Securitize x Dow Jones Funds: Alternatives to a Crypto ETF

The main institutional bottleneck for direct cryptocurrency investment exposure centers around a crypto ETF approval. The sentiment is that exchanges like Coinbase and Gemini aren’t secure or scalable enough to handle the capital size that Nasdaq and NYSE are capable of. This delays true institutional entry until a “traditional market” fund is approved which would enable institutions to invest in the underlying crypto asset class without changing behavior with a new exchange provider. This is also why Grayscale has been so popular and has captured so many institutional investments — it is simply the closest match out there.

When looking at tokenization and all of the backend work that supports a tokenized product, there is a limited argument against it. Rather than going through a Coinbase or Gemini, wrapping a basket of cryptocurrencies in the security token structure provides all of the safekeeping and management benefits that have been covered in this publication — namely, proper KYC/AML, Transfer Agent capabilities, redemption functions, and a global reach. Rather than waiting on stringent SEC approval for a spot ETF (would allow something like Grayscale to convert from a premium-driven trust to a physically-delivered ETF), companies like Securitize are partnering with incumbent index providers to launch tokenized cryptocurrency index funds.

Through Securitize’ two new funds — S&P Cryptocurrency Large Cap Ex-MegaCap Index and S&P Kensho New Economies Composite Index — institutions gain access to a basket of respective crypto assets per the index. Pending a successful track record, this initiative may pave the way for additional institutions to either:

  1. Develop their own widespread indexes for funds to issue on,
  2. Develop tokenized products based on existing crypto indexes (such as Bloomberg Galaxy Crypto Indices), or
  3. Compile fragmented indexes into one global tokenized product (see ‘Tokenized ETF’ segment in the below section)

The security token breakthroughs will usher in a new product line that greatly unleashes new pools of stagnant capital outside of the traditional Equity, Mutual Fund, ETF, and Trust selections. Given the capacity to “wrap” nearly all sorts of assets in a security token, expect to see new product issuances including any and all of the asset classes covered in this publication.

From the press release of Securitize’ Index Funds. (Source)

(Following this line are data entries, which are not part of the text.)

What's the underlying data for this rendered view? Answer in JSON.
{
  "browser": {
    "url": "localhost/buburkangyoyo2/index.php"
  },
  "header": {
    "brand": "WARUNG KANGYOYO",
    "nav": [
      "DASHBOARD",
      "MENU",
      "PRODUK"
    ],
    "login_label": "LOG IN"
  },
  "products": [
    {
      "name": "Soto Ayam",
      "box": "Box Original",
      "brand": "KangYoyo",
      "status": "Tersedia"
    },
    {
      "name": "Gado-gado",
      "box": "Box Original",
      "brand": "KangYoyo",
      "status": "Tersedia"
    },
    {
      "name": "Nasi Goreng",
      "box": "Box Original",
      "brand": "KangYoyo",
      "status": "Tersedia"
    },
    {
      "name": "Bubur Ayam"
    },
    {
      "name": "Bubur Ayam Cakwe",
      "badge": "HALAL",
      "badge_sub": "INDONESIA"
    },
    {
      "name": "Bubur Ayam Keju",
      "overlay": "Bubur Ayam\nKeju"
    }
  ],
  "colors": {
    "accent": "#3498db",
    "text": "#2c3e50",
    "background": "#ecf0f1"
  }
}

SWIFT — Tokenized Asset Pilot

“In the first quarter of 2022, payment network SWIFT plans to run innovation pilots to explore interoperability in the tokenized asset market. Participants include Clearstream, Northern Trust, Citi-backed enterprise blockchain firm SETL, and other industry players. These will encompass securities market infrastructures, local custodians and global custodians.” Ledger Insights breaks down SWIFT’s proposed upgrade to its many-decade old infrastructure and financial plumbing that was mentioned earlier in this piece.

Working in tandem with SIX Digital Exchange, who was responsible for facilitating a $162 million tokenized bond with Credit Suisse and UBS, SWIFT hopes to find interoperable capabilities across different blockchains as it understands the necessity of “providing the glue” for cross-border payments and transactions in the digital world, much like it has done in the traditional world.

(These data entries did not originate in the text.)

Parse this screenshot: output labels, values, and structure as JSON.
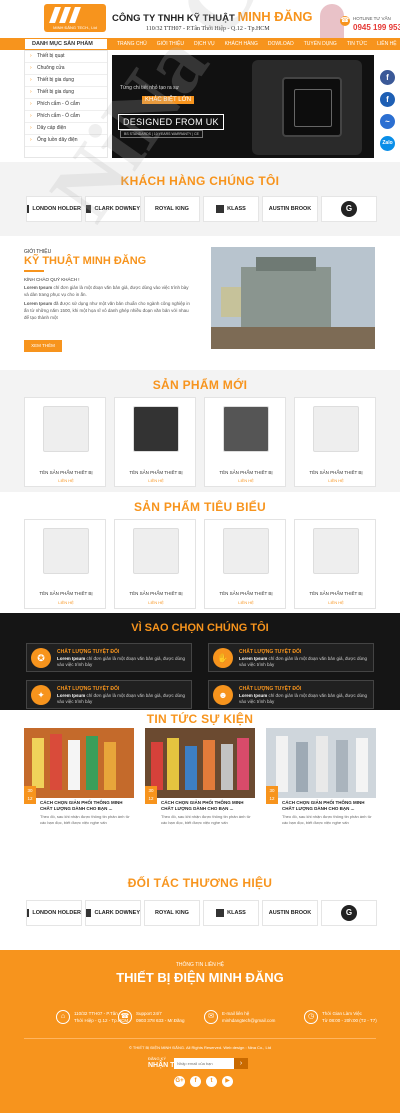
{
  "header": {
    "logo_text": "MINH ĐĂNG TECH., Ltd",
    "company_prefix": "CÔNG TY TNHH KỸ THUẬT ",
    "company_highlight": "MINH ĐĂNG",
    "address": "110/32 TTH07 - P.Tân Thới Hiệp - Q.12 - Tp.HCM",
    "hotline_label": "HOTLINE TƯ VẤN",
    "hotline_number": "0945 199 953"
  },
  "nav": {
    "category_title": "DANH MỤC SẢN PHẨM",
    "menu": [
      "TRANG CHỦ",
      "GIỚI THIỆU",
      "DỊCH VỤ",
      "KHÁCH HÀNG",
      "DOWLOAD",
      "TUYỂN DỤNG",
      "TIN TỨC",
      "LIÊN HỆ"
    ]
  },
  "sidebar": {
    "items": [
      "Thiết bị quạt",
      "Chuông cửa",
      "Thiết bị gia dụng",
      "Thiết bị gia dụng",
      "Phích cắm - Ổ cắm",
      "Phích cắm - Ổ cắm",
      "Dây cáp điện",
      "Ống luồn dây điện"
    ]
  },
  "banner": {
    "line1": "Từng chi tiết nhỏ tạo ra sự",
    "line2": "KHÁC BIỆT LỚN",
    "line3": "DESIGNED FROM UK",
    "line4": "BS STANDARDS | 10 YEARS WARRANTY | CE"
  },
  "social": {
    "zalo": "Zalo"
  },
  "clients": {
    "title": "KHÁCH HÀNG CHÚNG TÔI",
    "logos": [
      "LONDON HOLDER",
      "CLARK DOWNEY",
      "ROYAL KING",
      "KLASS",
      "AUSTIN BROOK",
      "G"
    ]
  },
  "intro": {
    "small": "GIỚI THIỆU",
    "title": "KỸ THUẬT MINH ĐĂNG",
    "greeting": "KÍNH CHÀO QUÝ KHÁCH !",
    "p1_bold": "Lorem Ipsum",
    "p1": " chỉ đơn giản là một đoạn văn bản giả, được dùng vào việc trình bày và dàn trang phục vụ cho in ấn.",
    "p2_bold": "Lorem Ipsum",
    "p2": " đã được sử dụng như một văn bản chuẩn cho ngành công nghiệp in ấn từ những năm 1500, khi một họa sĩ vô danh ghép nhiều đoạn văn bản với nhau để tạo thành một",
    "button": "XEM THÊM"
  },
  "new_products": {
    "title": "SẢN PHẨM MỚI",
    "items": [
      {
        "name": "TÊN SẢN PHẨM THIẾT BỊ",
        "link": "LIÊN HỆ"
      },
      {
        "name": "TÊN SẢN PHẨM THIẾT BỊ",
        "link": "LIÊN HỆ"
      },
      {
        "name": "TÊN SẢN PHẨM THIẾT BỊ",
        "link": "LIÊN HỆ"
      },
      {
        "name": "TÊN SẢN PHẨM THIẾT BỊ",
        "link": "LIÊN HỆ"
      }
    ]
  },
  "featured_products": {
    "title": "SẢN PHẨM TIÊU BIỂU",
    "items": [
      {
        "name": "TÊN SẢN PHẨM THIẾT BỊ",
        "link": "LIÊN HỆ"
      },
      {
        "name": "TÊN SẢN PHẨM THIẾT BỊ",
        "link": "LIÊN HỆ"
      },
      {
        "name": "TÊN SẢN PHẨM THIẾT BỊ",
        "link": "LIÊN HỆ"
      },
      {
        "name": "TÊN SẢN PHẨM THIẾT BỊ",
        "link": "LIÊN HỆ"
      }
    ]
  },
  "why": {
    "title": "VÌ SAO CHỌN CHÚNG TÔI",
    "items": [
      {
        "heading": "CHẤT LƯỢNG TUYỆT ĐỐI",
        "bold": "Lorem Ipsum",
        "text": " chỉ đơn giản là một đoạn văn bản giả, được dùng vào việc trình bày"
      },
      {
        "heading": "CHẤT LƯỢNG TUYỆT ĐỐI",
        "bold": "Lorem Ipsum",
        "text": " chỉ đơn giản là một đoạn văn bản giả, được dùng vào việc trình bày"
      },
      {
        "heading": "CHẤT LƯỢNG TUYỆT ĐỐI",
        "bold": "Lorem Ipsum",
        "text": " chỉ đơn giản là một đoạn văn bản giả, được dùng vào việc trình bày"
      },
      {
        "heading": "CHẤT LƯỢNG TUYỆT ĐỐI",
        "bold": "Lorem Ipsum",
        "text": " chỉ đơn giản là một đoạn văn bản giả, được dùng vào việc trình bày"
      }
    ]
  },
  "news": {
    "title": "TIN TỨC SỰ KIỆN",
    "items": [
      {
        "day": "30",
        "month": "12",
        "title": "CÁCH CHỌN GIẢN PHỐI THÔNG MINH CHẤT LƯỢNG DÀNH CHO BẠN ...",
        "text": "Theo đó, sau khi nhận được thông tin phản ánh từ các bạn đọc, biết được việc nghe vấn"
      },
      {
        "day": "30",
        "month": "12",
        "title": "CÁCH CHỌN GIẢN PHỐI THÔNG MINH CHẤT LƯỢNG DÀNH CHO BẠN ...",
        "text": "Theo đó, sau khi nhận được thông tin phản ánh từ các bạn đọc, biết được việc nghe vấn"
      },
      {
        "day": "30",
        "month": "12",
        "title": "CÁCH CHỌN GIẢN PHỐI THÔNG MINH CHẤT LƯỢNG DÀNH CHO BẠN ...",
        "text": "Theo đó, sau khi nhận được thông tin phản ánh từ các bạn đọc, biết được việc nghe vấn"
      }
    ]
  },
  "partners": {
    "title": "ĐỐI TÁC THƯƠNG HIỆU",
    "logos": [
      "LONDON HOLDER",
      "CLARK DOWNEY",
      "ROYAL KING",
      "KLASS",
      "AUSTIN BROOK",
      "G"
    ]
  },
  "footer": {
    "small": "THÔNG TIN LIÊN HỆ",
    "big": "THIẾT BỊ ĐIỆN MINH ĐĂNG",
    "contacts": [
      {
        "l1": "110/32 TTH07 - P.Tân",
        "l2": "Thới Hiệp - Q.12 - Tp.HCM"
      },
      {
        "l1": "Support 24/7",
        "l2": "0903 378 633 - Mr.Đăng"
      },
      {
        "l1": "E-mail liên hệ",
        "l2": "minhdangtech@gmail.com"
      },
      {
        "l1": "Thời Gian Làm Việc",
        "l2": "Từ 08:00 - 20h:00 (T2 - T7)"
      }
    ],
    "copyright": "© THIẾT BỊ ĐIỆN MINH ĐĂNG. All Rights Reserved. Web design : Nina Co., Ltd",
    "subscribe_small": "ĐĂNG KÝ",
    "subscribe_big": "NHẬN TIN",
    "input_placeholder": "Nhập email của bạn",
    "social": [
      "G+",
      "f",
      "t",
      "▶"
    ]
  },
  "watermark": "NiNa Co.Ltd"
}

STOKR’s High-Yield Stablecoin Fund

December 2021 was a powerful time for the industry as STOKR announced support of the Aquarius Alternative High Yield Fund, an Algorand-based fund that takes advantage of the “growing imbalance between borrowing and lending rates in the $100 billion stablecoin market.” Since stablecoins are the most direct exposure that institutional investors can get to digital assets (given the stable price), stablecoin DeFi products have risen in popularity and in volume over the course of 2021. Hands-off investors may be looking at this space hoping for an opportunity to get involved, and SICOS Securities is offering a compliant solution to that through its available listing on STOKR. The offering is reminiscent of the Securitize Yield Funds covered above, and parallels the numerous Mutual Funds and ETFs that grew over the past couple of decades in competition. Given this, stablecoin fund sponsors are likely to build out multiple services to differentiate themselves from others as the market matures this coming decade.